Rosiska Darcy, em seu artigo ‘‘Boa sorte à nova geração”, diz que, como ex-combatente, olhando as novas gerações, pensa: ‘‘Quem nasceu com a luz elétrica não tem medo de escuridão”. E completa: ‘‘É um pouco assim que a minha geração se comporta quando fala do feminismo, quando descreve para uma juventude blasée e descrente um tempo tragicômico em que mocinhas não saíam sozinhas, brigavam com os pais para poder estudar, fumavam escondido, casavam virgens sem saber o que as esperava”.
As mulheres de nossa geração compreenderam o sentido das noções de liberdade e igualdade, por meio da sede que a ausência delas em nossas vidas provocou. E no processo de luta por liberdade e igualdade descobrimos que, para conquistá-las e mantê-las, era preciso não apenas muita disposição de luta como também uma vigilância permanente para defendê-las, porque liberdade e igualdade são valores que estão sempre sendo ameaçados por diferentes ideologias: fascismo, neofascismo, por diferentes variações do machismo, pelo racismo e as discriminações étnicas e raciais, pelos fundamentalismos religiosos, pelo neoliberalismo. Ideologias que invariavelmente colocam em risco as conquistas das mulheres. Por isso um outro valor que se tornou para nós inegociável é a democracia, único antídoto de que se dispõe contra as diferentes formas de autoritarismo presentes no mundo.

Fomos educadas para cuidar dos outros, de nossos companheiros, de nossos filhos, de nossos pais. Durante muitos séculos a obrigatoriedade desses cuidados foi fator de opressão que, paradoxalmente, desenvolveu em nós um forte sentimento de compaixão que temos a aportar a um tempo mais feminino.

Fomos por séculos confinadas nos ‘‘espaços femininos”: a cozinha, o lar, os haréns onde aprendemos a compartilhar dores, medos e inseguranças desconhecidas pelos homens e elas nos ensinaram um outro tipo de sociabilidade que devemos aportar a um tempo mais feminino. Compartilhar é um verbo que as mulheres conjugam mais do que os homens e de um jeito mais doce. Às vezes fazendo doces para adoçar os homens e os filhos.

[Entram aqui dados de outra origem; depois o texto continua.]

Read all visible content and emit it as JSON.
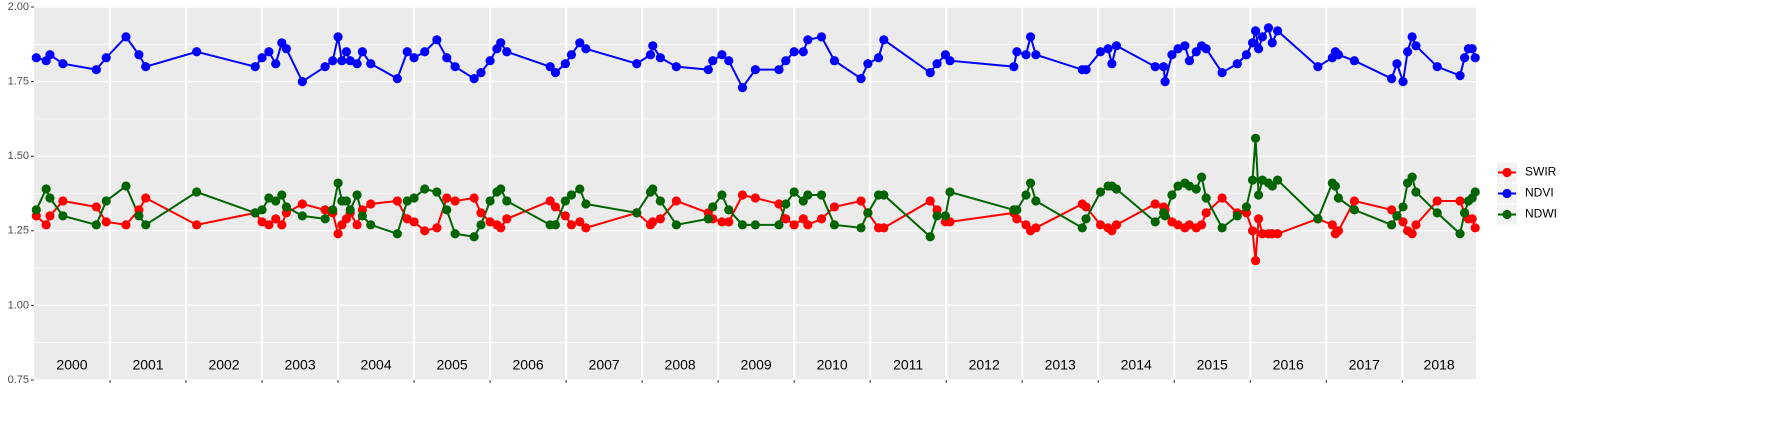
{
  "chart_data": {
    "type": "line",
    "x": [
      2000.03,
      2000.16,
      2000.21,
      2000.38,
      2000.82,
      2000.95,
      2001.21,
      2001.38,
      2001.47,
      2002.14,
      2002.91,
      2003.0,
      2003.09,
      2003.18,
      2003.26,
      2003.32,
      2003.53,
      2003.83,
      2003.93,
      2004.0,
      2004.05,
      2004.11,
      2004.16,
      2004.25,
      2004.32,
      2004.43,
      2004.78,
      2004.91,
      2005.0,
      2005.14,
      2005.3,
      2005.43,
      2005.54,
      2005.79,
      2005.88,
      2006.0,
      2006.09,
      2006.14,
      2006.22,
      2006.79,
      2006.86,
      2006.99,
      2007.07,
      2007.18,
      2007.26,
      2007.93,
      2008.11,
      2008.14,
      2008.24,
      2008.45,
      2008.87,
      2008.93,
      2009.05,
      2009.14,
      2009.32,
      2009.49,
      2009.8,
      2009.89,
      2010.0,
      2010.12,
      2010.18,
      2010.36,
      2010.53,
      2010.88,
      2010.97,
      2011.11,
      2011.18,
      2011.79,
      2011.88,
      2011.99,
      2012.05,
      2012.89,
      2012.93,
      2013.05,
      2013.11,
      2013.18,
      2013.79,
      2013.84,
      2014.03,
      2014.13,
      2014.18,
      2014.24,
      2014.75,
      2014.86,
      2014.88,
      2014.97,
      2015.05,
      2015.14,
      2015.2,
      2015.29,
      2015.36,
      2015.42,
      2015.63,
      2015.83,
      2015.95,
      2016.03,
      2016.07,
      2016.11,
      2016.16,
      2016.24,
      2016.29,
      2016.36,
      2016.89,
      2017.08,
      2017.12,
      2017.16,
      2017.37,
      2017.86,
      2017.93,
      2018.01,
      2018.07,
      2018.13,
      2018.18,
      2018.46,
      2018.76,
      2018.82,
      2018.87,
      2018.92,
      2018.96
    ],
    "series": [
      {
        "name": "SWIR",
        "color": "#ff0000",
        "values": [
          1.3,
          1.27,
          1.3,
          1.35,
          1.33,
          1.28,
          1.27,
          1.32,
          1.36,
          1.27,
          1.31,
          1.28,
          1.27,
          1.29,
          1.27,
          1.31,
          1.34,
          1.32,
          1.31,
          1.24,
          1.27,
          1.29,
          1.31,
          1.27,
          1.32,
          1.34,
          1.35,
          1.29,
          1.28,
          1.25,
          1.26,
          1.36,
          1.35,
          1.36,
          1.31,
          1.28,
          1.27,
          1.26,
          1.29,
          1.35,
          1.33,
          1.3,
          1.27,
          1.28,
          1.26,
          1.31,
          1.27,
          1.28,
          1.29,
          1.35,
          1.31,
          1.29,
          1.28,
          1.28,
          1.37,
          1.36,
          1.34,
          1.29,
          1.27,
          1.29,
          1.27,
          1.29,
          1.33,
          1.35,
          1.31,
          1.26,
          1.26,
          1.35,
          1.32,
          1.28,
          1.28,
          1.31,
          1.29,
          1.27,
          1.25,
          1.26,
          1.34,
          1.33,
          1.27,
          1.26,
          1.25,
          1.27,
          1.34,
          1.33,
          1.32,
          1.28,
          1.27,
          1.26,
          1.27,
          1.26,
          1.27,
          1.31,
          1.36,
          1.31,
          1.31,
          1.25,
          1.15,
          1.29,
          1.24,
          1.24,
          1.24,
          1.24,
          1.29,
          1.27,
          1.24,
          1.25,
          1.35,
          1.32,
          1.3,
          1.28,
          1.25,
          1.24,
          1.27,
          1.35,
          1.35,
          1.31,
          1.29,
          1.29,
          1.26
        ]
      },
      {
        "name": "NDVI",
        "color": "#0000ff",
        "values": [
          1.83,
          1.82,
          1.84,
          1.81,
          1.79,
          1.83,
          1.9,
          1.84,
          1.8,
          1.85,
          1.8,
          1.83,
          1.85,
          1.81,
          1.88,
          1.86,
          1.75,
          1.8,
          1.82,
          1.9,
          1.82,
          1.85,
          1.82,
          1.81,
          1.85,
          1.81,
          1.76,
          1.85,
          1.83,
          1.85,
          1.89,
          1.83,
          1.8,
          1.76,
          1.78,
          1.82,
          1.86,
          1.88,
          1.85,
          1.8,
          1.78,
          1.81,
          1.84,
          1.88,
          1.86,
          1.81,
          1.84,
          1.87,
          1.83,
          1.8,
          1.79,
          1.82,
          1.84,
          1.82,
          1.73,
          1.79,
          1.79,
          1.82,
          1.85,
          1.85,
          1.89,
          1.9,
          1.82,
          1.76,
          1.81,
          1.83,
          1.89,
          1.78,
          1.81,
          1.84,
          1.82,
          1.8,
          1.85,
          1.84,
          1.9,
          1.84,
          1.79,
          1.79,
          1.85,
          1.86,
          1.81,
          1.87,
          1.8,
          1.8,
          1.75,
          1.84,
          1.86,
          1.87,
          1.82,
          1.85,
          1.87,
          1.86,
          1.78,
          1.81,
          1.84,
          1.88,
          1.92,
          1.86,
          1.9,
          1.93,
          1.88,
          1.92,
          1.8,
          1.83,
          1.85,
          1.84,
          1.82,
          1.76,
          1.81,
          1.75,
          1.85,
          1.9,
          1.87,
          1.8,
          1.77,
          1.83,
          1.86,
          1.86,
          1.83
        ]
      },
      {
        "name": "NDWI",
        "color": "#006400",
        "values": [
          1.32,
          1.39,
          1.36,
          1.3,
          1.27,
          1.35,
          1.4,
          1.3,
          1.27,
          1.38,
          1.31,
          1.32,
          1.36,
          1.35,
          1.37,
          1.33,
          1.3,
          1.29,
          1.32,
          1.41,
          1.35,
          1.35,
          1.32,
          1.37,
          1.3,
          1.27,
          1.24,
          1.35,
          1.36,
          1.39,
          1.38,
          1.32,
          1.24,
          1.23,
          1.27,
          1.35,
          1.38,
          1.39,
          1.35,
          1.27,
          1.27,
          1.35,
          1.37,
          1.39,
          1.34,
          1.31,
          1.38,
          1.39,
          1.35,
          1.27,
          1.29,
          1.33,
          1.37,
          1.32,
          1.27,
          1.27,
          1.27,
          1.34,
          1.38,
          1.35,
          1.37,
          1.37,
          1.27,
          1.26,
          1.31,
          1.37,
          1.37,
          1.23,
          1.3,
          1.3,
          1.38,
          1.32,
          1.32,
          1.37,
          1.41,
          1.35,
          1.26,
          1.29,
          1.38,
          1.4,
          1.4,
          1.39,
          1.28,
          1.31,
          1.3,
          1.37,
          1.4,
          1.41,
          1.4,
          1.39,
          1.43,
          1.36,
          1.26,
          1.3,
          1.33,
          1.42,
          1.56,
          1.37,
          1.42,
          1.41,
          1.4,
          1.42,
          1.29,
          1.41,
          1.4,
          1.36,
          1.32,
          1.27,
          1.3,
          1.33,
          1.41,
          1.43,
          1.38,
          1.31,
          1.24,
          1.31,
          1.35,
          1.36,
          1.38
        ]
      }
    ],
    "year_labels": [
      "2000",
      "2001",
      "2002",
      "2003",
      "2004",
      "2005",
      "2006",
      "2007",
      "2008",
      "2009",
      "2010",
      "2011",
      "2012",
      "2013",
      "2014",
      "2015",
      "2016",
      "2017",
      "2018"
    ],
    "xlim": [
      2000,
      2018.97
    ],
    "xticks": [
      2001,
      2002,
      2003,
      2004,
      2005,
      2006,
      2007,
      2008,
      2009,
      2010,
      2011,
      2012,
      2013,
      2014,
      2015,
      2016,
      2017,
      2018
    ],
    "ylim": [
      0.75,
      2.0
    ],
    "yticks": [
      {
        "value": 0.75,
        "label": "0.75"
      },
      {
        "value": 1.0,
        "label": "1.00"
      },
      {
        "value": 1.25,
        "label": "1.25"
      },
      {
        "value": 1.5,
        "label": "1.50"
      },
      {
        "value": 1.75,
        "label": "1.75"
      },
      {
        "value": 2.0,
        "label": "2.00"
      }
    ],
    "grid": true,
    "legend": "right"
  }
}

Aprendemos a administrar a escassez e como Cristo temos multiplicado o pão em nossas mesas. Milagres que os nossos economistas não sabem realizar. Com isso aprendemos mais sobre solidariedade e fraternidade. Contribuições que temos a dar a um tempo mais feminino.

Fomos escravizadas, discriminadas e inferiorizadas racialmente. Arrancaram os nossos filhos de nossos seios. Nos obrigaram a amamentar e criar filhos que não eram nossos. Essa experiência brutal nos ensinou em primeiro lugar o apreço pela liberdade. Nos fez descobrir que ninguém é racista por natureza, aprende-se a sê-lo. Porque pudemos assistir àquelas crianças brancas, que alimentamos e fizemos adormecer confiantes em nossos braços, se tornarem feitores, comerciantes de carne humana, torturadores de negros revoltados e estupradores de escravas. E compreendemos que, se podemos educar as pessoas para discriminar e oprimir, será possível também fazê-las aprender a respeitar, acolher e se enriquecer com as diferenças raciais, étnicas e culturais dos seres humanos.

A valorização da diferença torna-se então um pré-requisito para a reconciliação de todos os seres humanos. O princípio capaz de fazer com que cada um de nós com a sua diferença possa se sentir confortável e ‘‘em casa neste mundo”, pertencentes que somos todos à mesma espécie humana. Essa missão civilizatória é talvez o ponto mais importante da agenda das próximas gerações.
Então, meninas, aceitem esse bastão porque ele lhes oferece a oportunidade de, como guerreiras da luz, travarem o bom combate. Pelas causas mais justas da humanidade!